Par Grégoire Normand  |   |  932  mots
Si des disparités importantes existent entre populations, seuls les sympathisants LREM soutiennent massivement l’action de la majorité : 80% d’entre eux considèrent que la politique gouvernementale est juste. (Crédits : Philippe Wojazer)
Sur la politique sociale menée par Emmanuel Macron, la dernière vague de l'enquête BVA/La Tribune indique que les Français sont déçus. Près de 70% des répondants affirment qu'elle est "injuste".

La remise en cause du modèle social tricolore reste un sujet très sensible chez les Français.
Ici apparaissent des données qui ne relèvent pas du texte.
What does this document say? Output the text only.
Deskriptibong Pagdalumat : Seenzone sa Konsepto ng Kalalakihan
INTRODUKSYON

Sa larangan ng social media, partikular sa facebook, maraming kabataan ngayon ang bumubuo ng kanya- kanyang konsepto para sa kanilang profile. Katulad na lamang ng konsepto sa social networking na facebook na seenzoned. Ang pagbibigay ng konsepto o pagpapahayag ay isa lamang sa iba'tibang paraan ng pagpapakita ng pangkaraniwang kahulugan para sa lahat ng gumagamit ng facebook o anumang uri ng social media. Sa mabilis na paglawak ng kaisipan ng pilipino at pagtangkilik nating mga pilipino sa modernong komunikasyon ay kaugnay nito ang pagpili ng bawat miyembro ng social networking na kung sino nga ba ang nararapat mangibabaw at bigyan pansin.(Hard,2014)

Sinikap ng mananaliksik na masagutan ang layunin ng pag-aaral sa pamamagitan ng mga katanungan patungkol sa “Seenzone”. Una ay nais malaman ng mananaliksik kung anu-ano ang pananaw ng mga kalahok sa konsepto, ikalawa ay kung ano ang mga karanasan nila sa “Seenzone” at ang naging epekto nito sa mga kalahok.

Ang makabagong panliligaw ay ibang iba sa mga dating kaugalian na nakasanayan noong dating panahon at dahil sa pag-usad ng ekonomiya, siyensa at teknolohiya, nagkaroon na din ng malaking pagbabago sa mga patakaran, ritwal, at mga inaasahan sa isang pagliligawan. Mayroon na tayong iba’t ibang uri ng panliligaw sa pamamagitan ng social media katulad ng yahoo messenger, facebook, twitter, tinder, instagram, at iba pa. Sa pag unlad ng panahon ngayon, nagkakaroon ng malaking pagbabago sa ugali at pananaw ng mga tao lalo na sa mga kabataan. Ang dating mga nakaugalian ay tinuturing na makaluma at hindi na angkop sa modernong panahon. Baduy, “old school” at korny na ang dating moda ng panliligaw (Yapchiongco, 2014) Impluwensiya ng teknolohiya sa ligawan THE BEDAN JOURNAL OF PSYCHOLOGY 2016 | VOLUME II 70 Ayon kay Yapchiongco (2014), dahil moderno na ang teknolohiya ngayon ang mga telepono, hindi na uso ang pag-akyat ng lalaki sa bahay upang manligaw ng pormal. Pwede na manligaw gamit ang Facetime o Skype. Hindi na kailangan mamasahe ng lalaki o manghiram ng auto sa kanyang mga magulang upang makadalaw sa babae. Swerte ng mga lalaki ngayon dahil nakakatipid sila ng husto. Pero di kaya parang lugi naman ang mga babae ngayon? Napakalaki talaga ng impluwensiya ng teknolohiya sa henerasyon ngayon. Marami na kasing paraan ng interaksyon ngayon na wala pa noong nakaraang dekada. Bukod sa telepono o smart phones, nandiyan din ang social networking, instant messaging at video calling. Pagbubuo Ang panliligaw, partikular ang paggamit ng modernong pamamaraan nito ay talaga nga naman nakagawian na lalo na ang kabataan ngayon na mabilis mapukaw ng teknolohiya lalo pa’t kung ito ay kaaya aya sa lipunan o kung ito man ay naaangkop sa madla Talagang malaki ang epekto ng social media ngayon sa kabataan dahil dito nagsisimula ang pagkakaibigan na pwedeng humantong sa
Selon le dernier baromètre BVA/La Tribune sur les questions de l'économie, 67% des personnes interrogées estiment que la politique sociale menée par l'actuel chef de l'État n'est pas juste. À la recherche d'économies, le gouvernement étudie actuellement de nombreuses pistes du côté de aides sociales. Si aucune décision n'est encore tranchée, la publication prochainement du rapport "Cap 22" devrait susciter de nombreuses réactions. Surtout que le ministre de l'Économie Bruno Le Maire et le ministre des Comptes publics Gérald Darmanin ont ravivé les débats ces derniers jours en suggérant une remise en cause de certaines aides.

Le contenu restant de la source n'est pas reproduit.